Maeve and I lived opposite each other, on top of one of the Brighton hills. One day she invited me to have dinner with her in a Buddhist vegetarian restaurant in Croydon. It seemed a bit strange to travel all the way to Croydon for our dinner when two steps away in Brighton we had an embarrassment of choice in the restaurant line, but Maeve raved about the place, and I was happy to have company and an outing that summer. So I strode gaily across the Level and up Trafalgar Street to the station where I met Maeve and we jumped on the London train. The short walk from East Croydon station to the restaurant gave us a glimpse of what you might call the arse end of the town, though I’m still not sure there is a better end. But once we got there we found ourselves ensconced in a haven of scented candles and delicate sprigs of flowers, and the food was light and exquisite.
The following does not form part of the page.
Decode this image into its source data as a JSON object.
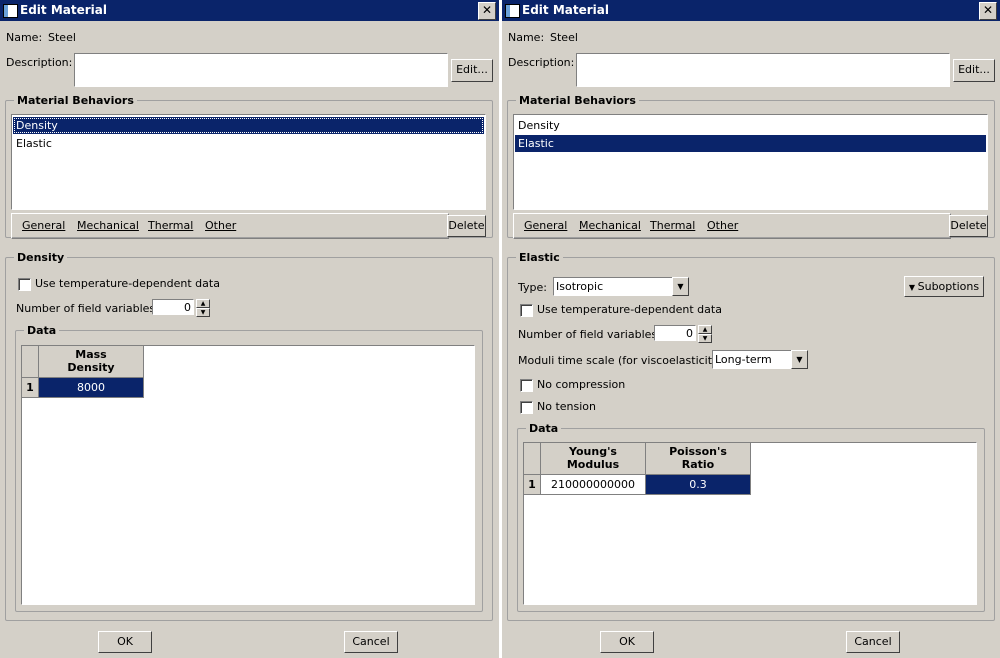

At the end of the meal we shared an ice-cream sundae, and perhaps emboldened by the intimacy of the collision of spoons and the sugar induced ecstasy, Maeve declared her love. She apologised for her bad timing – she knew I was still recovering from the end of the American dream. In fact my sorrows were the last thing on my mind. The whole Croydon thing had become a bit of an adventure. We were very giggly on the train on the way home, like two schoolgirls sharing a secret joke. Maeve came back to my place. I swigged some brandy, lit a candle, and we went to bed.
Maeve and I quickly became an item. She moved into a basement flat round the corner from my place, and filled its back yard with colourful flowers. We spent many happy hours there drinking cups of tea or glasses of wine. We liked to go walking on the Downs, and I decided to get myself a pair of proper walking boots. After some trials and tribulations with leather and Gortex, I finally found a pair that did not give me blisters. We would set out clad in our boots, waterproof jackets and comfortable trousers, with oatcakes and cheese and apples in our rucksacks. Maeve’s brother Bill, who lived in New York and worked ‘in fashion’ often sent her the free gifts that had turned up in his office – designer scarves, pallets of eye shadow in unlikely shades, blusher, lipstick. Maeve passed all of this on to me, and I tried it all. I would set off on the Downland walks in the boots and the trousers with several large pockets, and a face plastered in clashing shades of powder. One day Maeve looked at me as I was applying Bill’s latest gift to my slightly wan visage, and asked why I needed so much slap on to go out on a country walk. I wasn’t sure at all how to answer this. But the same day, despite the excess of slap, Maeve took a picture of me lying on the picnic rug and smiling happily at her and later pinned it on her noticeboard.
Shortly after this I was introduced to Maeve’s parents who came over from Belfast for the weekend. Maeve’s mother Joan raved about Maeve’s floriferous back yard which compared favourably, to the ‘broown floowers’ that Maeve’s Dad insisted on planting in their own garden – ‘you can’t tell the difference between them and the soil!’. Joan seemed to approve of me almost as much as Maeve’s trailing lobelia. ‘It’s all girls in Brighton and all boys in New York’ she commented on her two queer children. After a cup of tea Joan got the Ajax out and attacked the kitchen, which despite Maeve’s best efforts still bore the greasy traces of the previous occupant – the ‘glar’ as Joan called it. This activity did not disturb a single hair of Joan’s finely coiffured head, onto which her hair was piled high in blond coils adding at least six inches to her otherwise diminutive height. More inches were added by the high heeled, laced ankle boots that Joan wore, even to clean the kitchen. She tottered about in them and I could not help admiring her commitment to glamour, even if being with Maeve had taught me the joy of striding out into the world with the love of a good woman in my heart and sturdy boots on my feet.
Imogen Taylor says
I like the contrasts in this story – high heels and walking boots, girls and boys, floriferous flowers and ‘breoown’ flowers etc.
Lyn Thomas says
Thank you Imogen….Maeve’s family was quite something!
Sara Hinchliffe says
Lyn I’m loving your stories. How wonderful that you have the pictures to go with them. I’m going to look afresh at my own clothes now!
Lyn Thomas says
Oh thank you Sara. So glad you like them!